I would argue that McGregor takes a big swing here, writing a Frankenstein retelling from the feminine perspective, and I would also argue that the result is ultimately a homerun. From the very first few passages of this novella, Agnes is established as a well thought-out and layered woman, one who wishes for more beyond the standards of what she is given. I found myself growing to care for her quite a bit in such a short span of time, feeling angry for every transgression caused by her husband or the other island dwellers. More to the point, I wanted more for Agnes than the life she led, which seemed to align with her own desires, for better or worse.
The island itself generates a feeling of “otherness” with only a few families inhabiting its grounds. This seclusion is ironically inclusive, as the natives of the island hold deeply negative feelings towards outsiders, such as Frankenstein and Agnes. In this own “other” way, they spark a friendship of sorts after Agnes’ husband hires her out to cook and clean for Victor. This kinship is something that tumbles into something much more sinister once the reasons behind Victor’s arrival become clear.

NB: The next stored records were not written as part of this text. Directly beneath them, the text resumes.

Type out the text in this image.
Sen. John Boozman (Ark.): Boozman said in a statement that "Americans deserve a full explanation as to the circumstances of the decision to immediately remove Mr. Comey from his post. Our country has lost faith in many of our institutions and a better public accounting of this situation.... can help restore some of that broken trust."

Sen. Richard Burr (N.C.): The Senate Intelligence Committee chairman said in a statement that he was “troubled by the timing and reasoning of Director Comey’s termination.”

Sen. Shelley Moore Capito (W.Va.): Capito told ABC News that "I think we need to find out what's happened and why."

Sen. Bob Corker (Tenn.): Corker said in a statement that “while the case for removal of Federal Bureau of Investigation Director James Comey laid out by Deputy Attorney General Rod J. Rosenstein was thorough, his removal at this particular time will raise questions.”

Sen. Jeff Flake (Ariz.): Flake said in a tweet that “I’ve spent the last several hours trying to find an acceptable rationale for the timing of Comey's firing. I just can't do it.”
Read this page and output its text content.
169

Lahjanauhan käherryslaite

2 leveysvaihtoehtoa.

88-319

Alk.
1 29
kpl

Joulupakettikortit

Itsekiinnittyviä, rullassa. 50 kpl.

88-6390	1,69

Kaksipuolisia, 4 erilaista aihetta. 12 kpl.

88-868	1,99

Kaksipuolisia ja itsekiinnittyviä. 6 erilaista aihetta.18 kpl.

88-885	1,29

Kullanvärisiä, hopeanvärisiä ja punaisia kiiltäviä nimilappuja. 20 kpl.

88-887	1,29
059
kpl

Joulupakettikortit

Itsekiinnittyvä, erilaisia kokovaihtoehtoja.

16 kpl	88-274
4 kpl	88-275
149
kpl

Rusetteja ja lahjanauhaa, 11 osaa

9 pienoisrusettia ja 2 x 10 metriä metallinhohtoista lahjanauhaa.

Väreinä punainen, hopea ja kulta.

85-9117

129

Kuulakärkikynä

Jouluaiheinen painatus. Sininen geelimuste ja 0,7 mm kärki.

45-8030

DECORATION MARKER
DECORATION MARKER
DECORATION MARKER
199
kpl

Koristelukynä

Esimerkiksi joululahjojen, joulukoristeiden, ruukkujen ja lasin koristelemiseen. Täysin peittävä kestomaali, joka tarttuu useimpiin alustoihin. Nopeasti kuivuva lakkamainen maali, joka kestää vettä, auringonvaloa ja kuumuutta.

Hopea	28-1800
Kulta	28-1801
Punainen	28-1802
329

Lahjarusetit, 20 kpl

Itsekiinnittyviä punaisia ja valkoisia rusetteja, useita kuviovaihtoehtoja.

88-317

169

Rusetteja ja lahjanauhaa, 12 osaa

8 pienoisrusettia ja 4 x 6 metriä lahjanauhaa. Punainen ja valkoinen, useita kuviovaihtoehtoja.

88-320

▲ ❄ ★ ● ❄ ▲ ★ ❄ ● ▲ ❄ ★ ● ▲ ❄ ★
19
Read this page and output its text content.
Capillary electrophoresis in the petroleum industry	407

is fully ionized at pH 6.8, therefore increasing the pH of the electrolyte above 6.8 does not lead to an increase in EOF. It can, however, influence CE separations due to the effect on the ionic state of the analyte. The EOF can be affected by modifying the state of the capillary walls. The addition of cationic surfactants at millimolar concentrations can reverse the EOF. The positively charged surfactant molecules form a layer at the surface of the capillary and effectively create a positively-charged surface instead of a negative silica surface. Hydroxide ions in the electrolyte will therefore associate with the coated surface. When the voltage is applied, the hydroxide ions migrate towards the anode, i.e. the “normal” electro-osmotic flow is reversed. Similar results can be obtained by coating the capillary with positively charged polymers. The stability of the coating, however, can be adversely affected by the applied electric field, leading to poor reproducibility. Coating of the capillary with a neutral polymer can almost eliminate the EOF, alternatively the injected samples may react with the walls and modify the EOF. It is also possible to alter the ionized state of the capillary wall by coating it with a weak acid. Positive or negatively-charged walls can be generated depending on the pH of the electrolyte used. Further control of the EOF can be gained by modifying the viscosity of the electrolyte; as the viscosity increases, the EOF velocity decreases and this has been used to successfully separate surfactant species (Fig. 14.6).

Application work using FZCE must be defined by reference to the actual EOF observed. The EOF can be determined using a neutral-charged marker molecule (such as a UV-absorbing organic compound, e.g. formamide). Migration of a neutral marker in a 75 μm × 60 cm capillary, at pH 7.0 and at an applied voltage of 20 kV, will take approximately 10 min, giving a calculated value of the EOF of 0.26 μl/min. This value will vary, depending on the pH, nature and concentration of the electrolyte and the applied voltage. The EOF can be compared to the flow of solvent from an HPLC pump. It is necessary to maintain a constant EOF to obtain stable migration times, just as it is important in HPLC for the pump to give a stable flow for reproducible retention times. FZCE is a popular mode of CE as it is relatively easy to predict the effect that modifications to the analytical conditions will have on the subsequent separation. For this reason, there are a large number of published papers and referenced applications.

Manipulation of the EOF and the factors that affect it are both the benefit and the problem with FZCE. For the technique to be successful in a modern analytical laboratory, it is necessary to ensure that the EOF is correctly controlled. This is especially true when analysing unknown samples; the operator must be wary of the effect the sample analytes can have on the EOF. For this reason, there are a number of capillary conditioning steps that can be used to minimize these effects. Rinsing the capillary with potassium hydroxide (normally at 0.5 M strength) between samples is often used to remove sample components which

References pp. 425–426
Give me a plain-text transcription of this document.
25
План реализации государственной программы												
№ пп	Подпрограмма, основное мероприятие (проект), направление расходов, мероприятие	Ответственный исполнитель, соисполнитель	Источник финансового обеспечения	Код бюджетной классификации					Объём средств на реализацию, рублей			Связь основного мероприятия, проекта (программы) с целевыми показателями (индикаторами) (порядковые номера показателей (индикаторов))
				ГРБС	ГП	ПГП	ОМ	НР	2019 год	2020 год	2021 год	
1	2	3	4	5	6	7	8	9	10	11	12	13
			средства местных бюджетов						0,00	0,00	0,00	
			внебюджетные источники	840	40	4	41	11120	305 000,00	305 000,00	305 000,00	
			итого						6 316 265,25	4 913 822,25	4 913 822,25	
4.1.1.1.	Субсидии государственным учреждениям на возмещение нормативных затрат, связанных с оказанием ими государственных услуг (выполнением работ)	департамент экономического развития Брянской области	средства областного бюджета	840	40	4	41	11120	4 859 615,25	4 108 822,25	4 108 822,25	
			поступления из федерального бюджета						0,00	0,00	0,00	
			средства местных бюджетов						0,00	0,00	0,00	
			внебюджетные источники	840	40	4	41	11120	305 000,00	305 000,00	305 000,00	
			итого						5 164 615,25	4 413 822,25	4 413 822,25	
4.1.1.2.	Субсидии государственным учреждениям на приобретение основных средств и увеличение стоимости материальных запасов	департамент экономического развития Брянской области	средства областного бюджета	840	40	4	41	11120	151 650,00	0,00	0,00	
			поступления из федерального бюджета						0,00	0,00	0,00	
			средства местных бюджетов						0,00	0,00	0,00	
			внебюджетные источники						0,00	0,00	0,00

Perhaps the most notable characteristic of Agnes’ story is that of tragedy. McGregor had me in the palm of his hand, hoping against all hope that things would take a turn for the better for Agnes despite my knowledge of the tale of Frankenstein and how the Orkney Islands fit into this very story. Suffice it to say, the conclusion of Eynhallow is one of devastating proportions. While the classic horror aspects are saved for the later part of this novella, the creeping dread seems to grow with each page as life on Eynhallow becomes bleaker. This claustrophobic atmosphere and elusive sense of terror lends itself to Agnes’ desperation to flee the island and her abusive husband using whatever means possible. Once the bloodshed starts, the horror becomes unrelenting with not an ounce of hope in sight.
Tim McGregor’s revisitation of Frankenstein with his novella, Eynhallow, oozes with Gothic dread and catastrophic conclusions only made possible by the strength of his main character, Agnes Tulloch. The proverbial perfect storm is created when two outsiders find common ground, a seemingly harmless instance. Yet in the hands of seclusion and scientific madness, terror thrives on the island of Eynhallow.
Eynhallow by Tim McGregor releases on February 22, 2024 by Raw Dog Screaming Press.